2.2 L’approche neuroesthétique

Malgré l’attention qu’attire la question de l’art au sein de la communauté scientifique, les études systématiques de l’art restent marginales. Parmi les perles rares, Robert L. Solso mène une démarche expérimentale et exploratoire sur le rapport de la cognition et de l’art en analysant la relation interactive entre les processus perceptifs et les expériences artistiques. Ses travaux récents vont jusqu’à découvrir comment la perception artistique résulte de

l’évolution du cerveau11. Semir Zeki et Margaret S. Livingstone, en tant que neurologues, tentent d’expliquer l’origine de l’expérience artistique en termes de plasticité et de fonctionnement du cerveau qui voit (visual brain) en donnant une base biologique et neurologique à la vision esthétique12. Ils cherchent à expliquer comment le système visuel fonctionne au moment de voir une œuvre d’art par des démonstrations sur la physiologie et sur l’anatomie du cerveau impliquées dans la perception visuelle de l’œuvre. Ils utilisent les méthodes les plus avancées dans les recherches neuroscientifiques, en particulier l’imagerie cérébrale, pour éclaircir les questions concernant la plasticité du cerveau impliquée dans la perception artistique.
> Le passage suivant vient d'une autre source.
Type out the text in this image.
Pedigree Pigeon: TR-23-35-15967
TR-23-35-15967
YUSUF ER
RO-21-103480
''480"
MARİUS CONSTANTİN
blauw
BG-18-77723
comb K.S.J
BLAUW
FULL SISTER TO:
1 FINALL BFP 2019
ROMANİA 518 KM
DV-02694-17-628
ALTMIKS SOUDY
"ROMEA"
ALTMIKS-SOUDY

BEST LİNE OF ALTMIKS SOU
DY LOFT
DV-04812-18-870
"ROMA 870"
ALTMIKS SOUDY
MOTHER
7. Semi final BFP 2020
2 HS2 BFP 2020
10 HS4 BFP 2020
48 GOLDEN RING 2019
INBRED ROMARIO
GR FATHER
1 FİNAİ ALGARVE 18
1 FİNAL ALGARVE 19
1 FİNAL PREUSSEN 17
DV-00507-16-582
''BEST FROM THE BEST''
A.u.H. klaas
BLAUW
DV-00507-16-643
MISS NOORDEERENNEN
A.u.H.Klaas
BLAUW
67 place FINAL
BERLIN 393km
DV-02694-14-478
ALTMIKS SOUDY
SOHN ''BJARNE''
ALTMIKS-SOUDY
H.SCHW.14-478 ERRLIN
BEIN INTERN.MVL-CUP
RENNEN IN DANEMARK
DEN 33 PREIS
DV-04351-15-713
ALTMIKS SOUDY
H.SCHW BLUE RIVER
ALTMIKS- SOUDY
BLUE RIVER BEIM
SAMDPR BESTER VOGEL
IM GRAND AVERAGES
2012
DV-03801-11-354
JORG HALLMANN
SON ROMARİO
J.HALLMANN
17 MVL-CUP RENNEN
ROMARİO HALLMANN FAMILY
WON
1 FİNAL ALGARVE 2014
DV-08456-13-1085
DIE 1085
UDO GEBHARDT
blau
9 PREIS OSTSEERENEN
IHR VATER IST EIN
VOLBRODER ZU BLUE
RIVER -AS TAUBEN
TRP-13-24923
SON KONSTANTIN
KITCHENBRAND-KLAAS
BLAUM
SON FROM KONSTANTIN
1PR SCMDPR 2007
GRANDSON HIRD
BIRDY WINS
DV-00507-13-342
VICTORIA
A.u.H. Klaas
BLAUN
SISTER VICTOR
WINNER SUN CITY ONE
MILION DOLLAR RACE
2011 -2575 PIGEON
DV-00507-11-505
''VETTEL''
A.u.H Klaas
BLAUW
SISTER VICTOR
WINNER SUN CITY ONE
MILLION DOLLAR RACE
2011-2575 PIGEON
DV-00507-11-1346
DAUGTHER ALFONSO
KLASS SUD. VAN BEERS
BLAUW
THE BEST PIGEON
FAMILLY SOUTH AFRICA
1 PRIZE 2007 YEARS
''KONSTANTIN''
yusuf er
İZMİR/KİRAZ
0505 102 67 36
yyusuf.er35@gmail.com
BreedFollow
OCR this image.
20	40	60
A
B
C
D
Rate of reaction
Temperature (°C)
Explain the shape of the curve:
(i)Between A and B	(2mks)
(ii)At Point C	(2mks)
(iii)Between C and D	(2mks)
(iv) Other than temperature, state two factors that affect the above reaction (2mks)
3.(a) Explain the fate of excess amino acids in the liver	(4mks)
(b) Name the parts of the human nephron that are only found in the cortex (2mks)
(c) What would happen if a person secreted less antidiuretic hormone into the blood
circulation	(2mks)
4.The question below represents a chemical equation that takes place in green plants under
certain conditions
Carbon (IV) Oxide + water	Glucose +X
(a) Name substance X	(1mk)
Ils expliquent comment la couleur, le mouvement, le contour de l’objet et la constitution formelle des chefs-d’œuvre sont perçus et traités par les systèmes neurophysiologiques à partir des récepteurs situés dans la rétine et des neurones situés dans le cortex visuel. En outre, Semir Zeki adopte une attitude cognitiviste très radicale. Il va jusqu’à vouloir nous faire croire que le peintre ne peint pas avec ses yeux, mais avec son cerveau, et que la fonction de l’art et celle du cerveau ne font qu’une. Plus précisément, l’art n’est, selon lui, qu’une extension des fonctions cérébrales, notamment celles du centre visuel, le cortex visuel, dans le cerveau13.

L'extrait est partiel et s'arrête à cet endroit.